夫婦の真の愛情が事業を好転させる

テレビや新聞などで報道されているように、痛ましい事件が後を絶ちません。特に家庭内での事件は増加傾向にあるようです。
警察庁の統計によると、「配偶者からの暴力事案の認知件数」が、平成二十四年度では約四万四千件で、前年度より九千件以上増加しています。
企業経営と家庭は別物であり、関係がないように思われがちですが、家庭内に問題を抱えたままでは仕事に身が入らないばかりか、肉体的にも精神的にも悪い影響を与えます。
家庭とは安らぎの場所であり、明日への活力の場所であり、そして気力を充実させる場所なのです。
純粋倫理において、事業の発展は「商売は、水も漏らさぬ、夫婦の和合がその根本である」(『サラリーマンと経営者の心得』)と教えています。経営がうまくいっている時はともかく、業績が悪化してくると夫婦間でいさかいが起こり、お互いの悪いところを責めます。夫婦の不一致が起こり、会社の業績もさらに悪化していくことがあります。
木材加工会社を営むS氏は、技術が確かな上に顧客からの信用も厚い人物でした。仕事は順調で、この先もずっと続くと思っていました。しかし、いつしか家庭のことが妻任せになると、家族との会話はなくなり、笑顔を見せることもなくなっていったのです。
ちょうどその頃から業績が下がり、資金繰りが悪くなっていきます。仕事が減っていくと同時に家族にきつくあたるようになり、夫婦仲はいっそう冷め切っていきました。

結局、会社は資金繰りの目途が立たず、残念ながら倒産に至ったのです。倫理を知ったのはその後でした。

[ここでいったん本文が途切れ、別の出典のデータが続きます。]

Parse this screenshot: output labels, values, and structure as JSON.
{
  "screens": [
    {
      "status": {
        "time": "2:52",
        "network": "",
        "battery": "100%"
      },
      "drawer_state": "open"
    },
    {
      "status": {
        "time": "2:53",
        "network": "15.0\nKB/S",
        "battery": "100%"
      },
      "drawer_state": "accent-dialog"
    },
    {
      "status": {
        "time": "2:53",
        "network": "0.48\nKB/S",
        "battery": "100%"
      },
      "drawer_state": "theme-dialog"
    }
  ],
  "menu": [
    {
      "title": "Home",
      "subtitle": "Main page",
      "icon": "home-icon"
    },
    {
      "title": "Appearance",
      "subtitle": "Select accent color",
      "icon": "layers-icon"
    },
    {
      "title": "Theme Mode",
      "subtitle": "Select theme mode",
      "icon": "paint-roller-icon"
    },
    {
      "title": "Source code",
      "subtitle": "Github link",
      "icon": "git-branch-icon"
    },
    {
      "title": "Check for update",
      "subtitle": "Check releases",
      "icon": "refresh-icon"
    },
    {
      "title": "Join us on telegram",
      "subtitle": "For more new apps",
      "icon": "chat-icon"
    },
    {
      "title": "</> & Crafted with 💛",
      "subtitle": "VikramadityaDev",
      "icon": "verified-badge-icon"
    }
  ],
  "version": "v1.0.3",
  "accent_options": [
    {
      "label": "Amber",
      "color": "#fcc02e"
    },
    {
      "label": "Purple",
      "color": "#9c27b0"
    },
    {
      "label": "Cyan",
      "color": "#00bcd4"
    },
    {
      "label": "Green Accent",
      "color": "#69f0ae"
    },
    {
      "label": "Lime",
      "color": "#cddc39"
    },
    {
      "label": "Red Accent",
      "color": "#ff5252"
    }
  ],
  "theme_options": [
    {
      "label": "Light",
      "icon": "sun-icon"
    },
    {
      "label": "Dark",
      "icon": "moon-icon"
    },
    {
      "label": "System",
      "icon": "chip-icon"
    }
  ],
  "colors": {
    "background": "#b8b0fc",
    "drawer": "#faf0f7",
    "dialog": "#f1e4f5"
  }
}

倫理を学び再起を誓ったS氏は、必死に学び、そして実践に励みました。そして「自分はいかに傲慢であったか」「家族に厳しく己に甘い自分であったか」「男は仕事だけをしていればよいと考え、家庭を顧みなかった」等々を反省したのです。
S氏は妻に向かい、これまでのことを詫びました。すると妻もこれまで強情を張っていたことや、夫に対して批判的であったことについて詫びてきたのです。
二人は力を合わせて再建に乗り出すことを誓い合います。それからのS氏は、ものすごい力を得えたような感覚を覚え、体中に力が漲りました。夫婦が本当の愛情に目覚めた瞬間です。流れは良い方向に動き始め、会社の再建を果たしていきます。S氏は後に、「夫婦の心がバラバラだったために経営不振に陥った」と語りました。
なぜ、夫婦仲が良くなれば事業が発展していくのか。『万人幸福の栞』に「夫婦は合一によって、無上の歓喜の中に、一家の健康と、発展と、もろもろの幸福を産み出す」と書かれています。世の中の事柄は二者の対立とその合一によって進展し、新しいものが誕生していきます。家庭では夫と妻との関係です。
ただ、がむしゃらに働くことでこの苦境を乗り切ろうとしても、好結果は得られません。
夫婦が仲良くするところにすべてが生まれ、争う時に全てが崩れていくのです。